# Attic Wiring



## SteveWard3928 (Sep 1, 2011)

*--I am installing 4 security cameras around the outside of the house for a neighbor. 3 of them are to be attached to the overhang which is completed. The problem I am having is grabbing (or getting to) those wires.  The attic is weird I think my uncle called it a "hip" attic. The roof of the garage is going one way and the attic (roof) above the living space is slanted another way.+
--Does anyone have any tips on how I can make grabbing those wires easier? I tried taping them to a coat hanger but that gets hung up pretty easy.* 

I do not like being defeated by pieces of wood!!
Any ideas would be greatly appreciated.
Steve


----------



## TxBuilder (Sep 1, 2011)

A long pipe with a hook in the end?
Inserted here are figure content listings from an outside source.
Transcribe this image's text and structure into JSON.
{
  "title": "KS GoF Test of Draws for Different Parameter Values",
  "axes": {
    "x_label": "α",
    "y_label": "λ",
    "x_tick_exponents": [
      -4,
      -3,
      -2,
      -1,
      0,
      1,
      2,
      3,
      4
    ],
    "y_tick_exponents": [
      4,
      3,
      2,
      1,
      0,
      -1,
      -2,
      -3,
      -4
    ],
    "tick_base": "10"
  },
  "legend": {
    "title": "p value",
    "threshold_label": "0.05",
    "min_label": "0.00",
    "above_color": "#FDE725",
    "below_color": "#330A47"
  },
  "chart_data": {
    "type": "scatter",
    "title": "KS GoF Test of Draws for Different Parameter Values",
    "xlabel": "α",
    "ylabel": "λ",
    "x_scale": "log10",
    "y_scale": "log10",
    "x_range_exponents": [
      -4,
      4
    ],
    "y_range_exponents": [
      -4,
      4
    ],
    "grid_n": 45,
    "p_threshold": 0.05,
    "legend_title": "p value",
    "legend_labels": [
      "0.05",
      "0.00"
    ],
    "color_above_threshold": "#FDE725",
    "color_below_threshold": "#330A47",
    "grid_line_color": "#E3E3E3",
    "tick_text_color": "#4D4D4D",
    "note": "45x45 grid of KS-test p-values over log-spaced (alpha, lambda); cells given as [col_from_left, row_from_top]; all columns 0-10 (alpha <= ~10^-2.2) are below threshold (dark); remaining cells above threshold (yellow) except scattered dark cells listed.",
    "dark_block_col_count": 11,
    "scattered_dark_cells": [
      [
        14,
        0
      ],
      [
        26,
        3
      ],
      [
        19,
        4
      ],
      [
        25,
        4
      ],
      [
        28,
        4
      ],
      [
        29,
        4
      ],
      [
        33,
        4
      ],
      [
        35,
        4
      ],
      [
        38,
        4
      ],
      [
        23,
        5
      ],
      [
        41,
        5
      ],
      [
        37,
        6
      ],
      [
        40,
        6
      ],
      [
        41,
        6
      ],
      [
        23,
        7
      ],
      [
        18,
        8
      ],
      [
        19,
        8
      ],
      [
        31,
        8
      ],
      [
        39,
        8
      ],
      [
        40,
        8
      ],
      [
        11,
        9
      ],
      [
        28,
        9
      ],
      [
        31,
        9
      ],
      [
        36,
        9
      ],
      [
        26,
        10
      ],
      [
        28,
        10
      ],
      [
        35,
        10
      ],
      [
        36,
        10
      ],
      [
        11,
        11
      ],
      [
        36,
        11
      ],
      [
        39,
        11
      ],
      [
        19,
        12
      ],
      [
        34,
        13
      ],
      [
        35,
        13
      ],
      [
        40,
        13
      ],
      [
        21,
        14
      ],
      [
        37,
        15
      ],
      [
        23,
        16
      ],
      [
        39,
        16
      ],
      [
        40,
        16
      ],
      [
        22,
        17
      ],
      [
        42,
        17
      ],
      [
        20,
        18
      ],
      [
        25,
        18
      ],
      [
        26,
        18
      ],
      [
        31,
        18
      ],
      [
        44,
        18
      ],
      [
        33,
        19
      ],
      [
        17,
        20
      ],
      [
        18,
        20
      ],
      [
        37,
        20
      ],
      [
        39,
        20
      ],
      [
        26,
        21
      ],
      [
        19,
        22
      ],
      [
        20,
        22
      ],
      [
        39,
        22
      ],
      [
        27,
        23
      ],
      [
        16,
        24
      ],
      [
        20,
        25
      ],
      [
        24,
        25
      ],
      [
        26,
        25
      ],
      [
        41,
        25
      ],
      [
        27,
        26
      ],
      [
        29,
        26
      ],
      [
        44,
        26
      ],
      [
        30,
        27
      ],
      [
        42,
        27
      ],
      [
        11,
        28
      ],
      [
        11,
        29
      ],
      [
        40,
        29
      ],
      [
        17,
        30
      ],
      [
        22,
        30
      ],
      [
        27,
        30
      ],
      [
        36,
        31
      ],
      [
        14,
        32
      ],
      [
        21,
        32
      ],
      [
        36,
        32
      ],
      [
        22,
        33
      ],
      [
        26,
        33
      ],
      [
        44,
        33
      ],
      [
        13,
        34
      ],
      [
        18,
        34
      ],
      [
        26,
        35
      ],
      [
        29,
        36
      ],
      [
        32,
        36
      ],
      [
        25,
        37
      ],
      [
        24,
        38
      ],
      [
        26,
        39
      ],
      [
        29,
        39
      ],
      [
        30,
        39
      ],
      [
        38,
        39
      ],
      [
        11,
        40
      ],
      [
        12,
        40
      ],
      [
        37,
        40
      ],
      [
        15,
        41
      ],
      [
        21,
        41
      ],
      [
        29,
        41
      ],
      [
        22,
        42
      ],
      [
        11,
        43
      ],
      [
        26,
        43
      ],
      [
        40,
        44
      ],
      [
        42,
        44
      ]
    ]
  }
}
Worked for me once.


----------



## paul52446m (Sep 1, 2011)

SteveWard3928 said:


> *--I am installing 4 security cameras around the outside of the house for a neighbor. 3 of them are to be attached to the overhang which is completed. The problem I am having is grabbing (or getting to) those wires.  The attic is weird I think my uncle called it a "hip" attic. The roof of the garage is going one way and the attic (roof) above the living space is slanted another way.+
> --Does anyone have any tips on how I can make grabbing those wires easier? I tried taping them to a coat hanger but that gets hung up pretty easy.*
> 
> I do not like being defeated by pieces of wood!!
> ...


 
I use a 10' piece of pvc pipe, bend the wire in the end and run it out there.
 Paul


----------



## nealtw (Sep 1, 2011)

There is lots of lumber at the hip, remove 4 or 5 ft of soffit and go in there.


----------



## BridgeMan (Sep 1, 2011)

Use a fish tape, a device commonly used by electricians, consisting of spring-steel wire in a contained, roll-up coil.  Enter at the exterior location you're wanting to pull the wires to, and "fish" it by a poking action towards where the wires are in the attic.  Having another person in the attic will be helpful in snagging the loop end of the tape when it becomes visible.  He/she can tie or tape the wires at the loop, then you can pull the fish tape back out through the soffit opening with the wires attached.


----------



## SteveWard3928 (Sep 4, 2011)

nealtw said:


> There is lots of lumber at the hip, remove 4 or 5 ft of soffit and go in there.


 Thank you. I had to remove 2 pieces plywood


----------